If PAX Prime 2012 had a yearbook, under "Most Popular" would read this week's XBLA release Mark of the Ninja. It's rare that I'm interested in a game so well liked that I have to throw elbows just to check out a demo, but there I was last weekend, shamelessly flashing press credentials like they were a goddamn police badge in my attempt to test drive this compelling, crowd-drawing title.
I'm glad I did. Quite literally, this is the most ninja game ever made.
Mark of the Ninja (Xbox Live Arcade)
Mark of the Ninja is a 2D cel-shaded platformer wherein players sneak, hide, and distract their way through multiple levels of guards and enemies, earning points based on stealthiness to rack up high scores. The game features a number of enchanting ninja-themed mechanisms, from hiding in doorways and climbing through elaborate vent systems, to dangling from grappling hooks and using bamboo darts to confuse guards. Points are awarded based the player's ability to avoid detection and confrontation, as well as to successfully find artifacts and scrolls that key into the mysterious source of the protagonist's powers.
Mark of the Ninja is one of those few games that triumphs in virtually every area. The controls are instinctual and easy to pick up, and selecting items is done completely through controller buttons, eliminating disruptive trips to the menu and adding a fluidity that contributes to the foreboding stillness of the game's atmosphere. The first level adequately familiarizes the player with the various tools and stealth techniques, while secondary objectives (called "seals") reinforce their constant use. Color cues are used frequently, guiding the player to climbable walls or demonstrating their visibility to guards, which have a detection range illustrated by orbs indicating their line of sight.

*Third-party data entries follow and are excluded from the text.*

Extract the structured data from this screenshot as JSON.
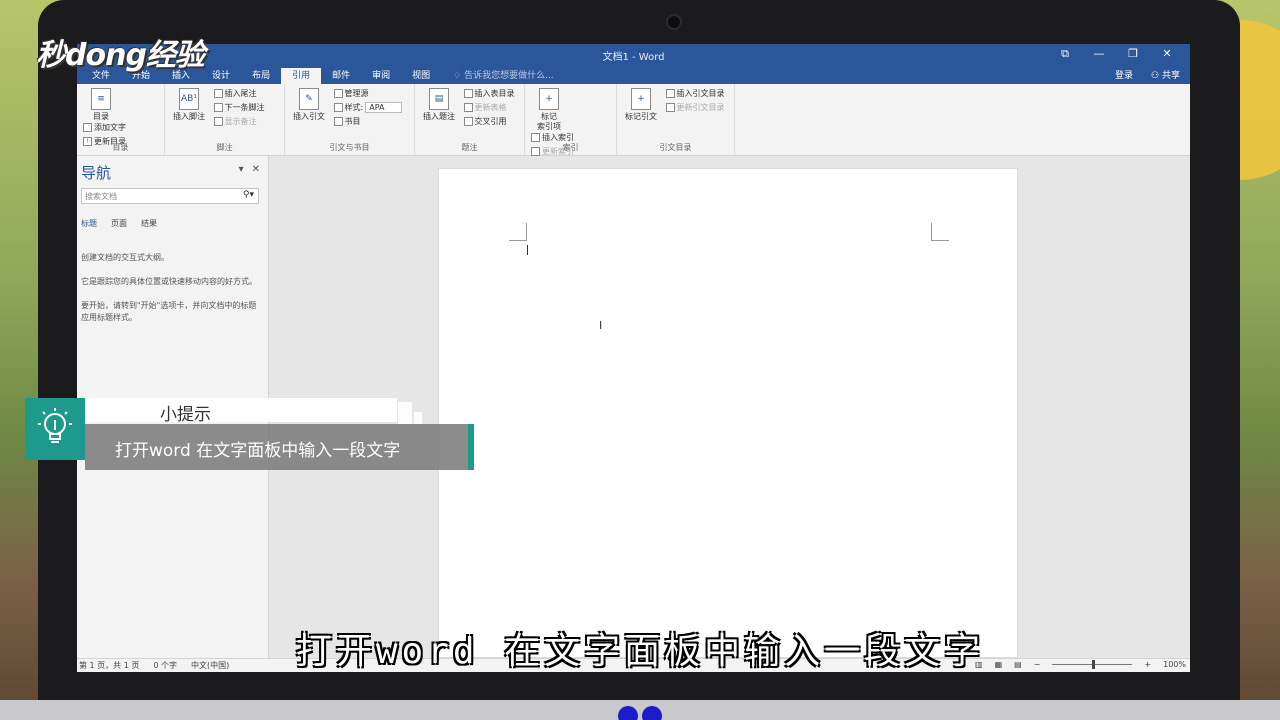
{
  "logo": {
    "text": "秒dong经验"
  },
  "window": {
    "title": "文档1 - Word",
    "buttons": {
      "ribbon_display": "⧉",
      "minimize": "—",
      "restore": "❐",
      "close": "✕"
    }
  },
  "tabs": [
    "文件",
    "开始",
    "插入",
    "设计",
    "布局",
    "引用",
    "邮件",
    "审阅",
    "视图"
  ],
  "active_tab": "引用",
  "tell_me": "告诉我您想要做什么...",
  "account": {
    "signin": "登录",
    "share": "共享"
  },
  "ribbon": {
    "toc": {
      "label": "目录",
      "btn": "目录",
      "add_text": "添加文字",
      "update": "更新目录"
    },
    "footnotes": {
      "label": "脚注",
      "insert_footnote": "插入脚注",
      "insert_endnote": "插入尾注",
      "next_footnote": "下一条脚注",
      "show_notes": "显示备注"
    },
    "citations": {
      "label": "引文与书目",
      "insert_citation": "插入引文",
      "manage_sources": "管理源",
      "style_label": "样式:",
      "style_value": "APA",
      "bibliography": "书目"
    },
    "captions": {
      "label": "题注",
      "insert_caption": "插入题注",
      "insert_tof": "插入表目录",
      "update_table": "更新表格",
      "cross_ref": "交叉引用"
    },
    "index": {
      "label": "索引",
      "mark_entry": "标记索引项",
      "mark_line1": "标记",
      "mark_line2": "索引项",
      "insert_index": "插入索引",
      "update_index": "更新索引"
    },
    "toa": {
      "label": "引文目录",
      "mark_citation": "标记引文",
      "insert_toa": "插入引文目录",
      "update_toa": "更新引文目录"
    }
  },
  "nav": {
    "title": "导航",
    "search_placeholder": "搜索文档",
    "tabs": [
      "标题",
      "页面",
      "结果"
    ],
    "para1": "创建文档的交互式大纲。",
    "para2": "它是跟踪您的具体位置或快速移动内容的好方式。",
    "para3": "要开始，请转到\"开始\"选项卡，并向文档中的标题应用标题样式。"
  },
  "status": {
    "page": "第 1 页，共 1 页",
    "words": "0 个字",
    "lang": "中文(中国)",
    "zoom": "100%"
  },
  "tip": {
    "heading": "小提示",
    "body": "打开word 在文字面板中输入一段文字"
  },
  "subtitle": "打开word 在文字面板中输入一段文字",
  "colors": {
    "word_blue": "#2b579a",
    "tip_teal": "#1d9a8c"
  }
}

Earning points serves a dual purpose of both encouraging multiple run-throughs and allowing the player to buy upgrades, such as Distraction items, attack items, and new techniques. For instance, early in the game you cannot execute a cinematic kill from behind a plant or while emerging from a vent, but both those abilities can be bought at a later time. Distraction items like firecrackers and smoke bombs stun and confuse guards, while attack items aid in the discouraged but occasional head-to-head confrontation.
The artwork certainly lives up to the legacy and hype, appropriately thematic and delivered with impeccable flair. The creative kill animations and cutscenes deliver the Klei style we're familiar with while also blending into a dark and gritty kung fu comic aesthetic. But perhaps what stands out the most are the little flourishes: terrorizing guards by breaking street lights or shooting strategically placed noisemakers, hiding bodies to avoid detection, avoiding dogs that can sniff out threats even in the dark. Klei really went the extra mile in every facet of the game.
Even my few complaints are extremely minor. Sometimes the checkpoints (which are otherwise reasonable) set you back a fair bit, and I didn't find the story all that compelling. Ultimately neither mattered much in light of the satisfaction I got from the gameplay.
I find Mark of the Ninja to be perfect. Let it stand as the benchmark by which all stealth games are now measured.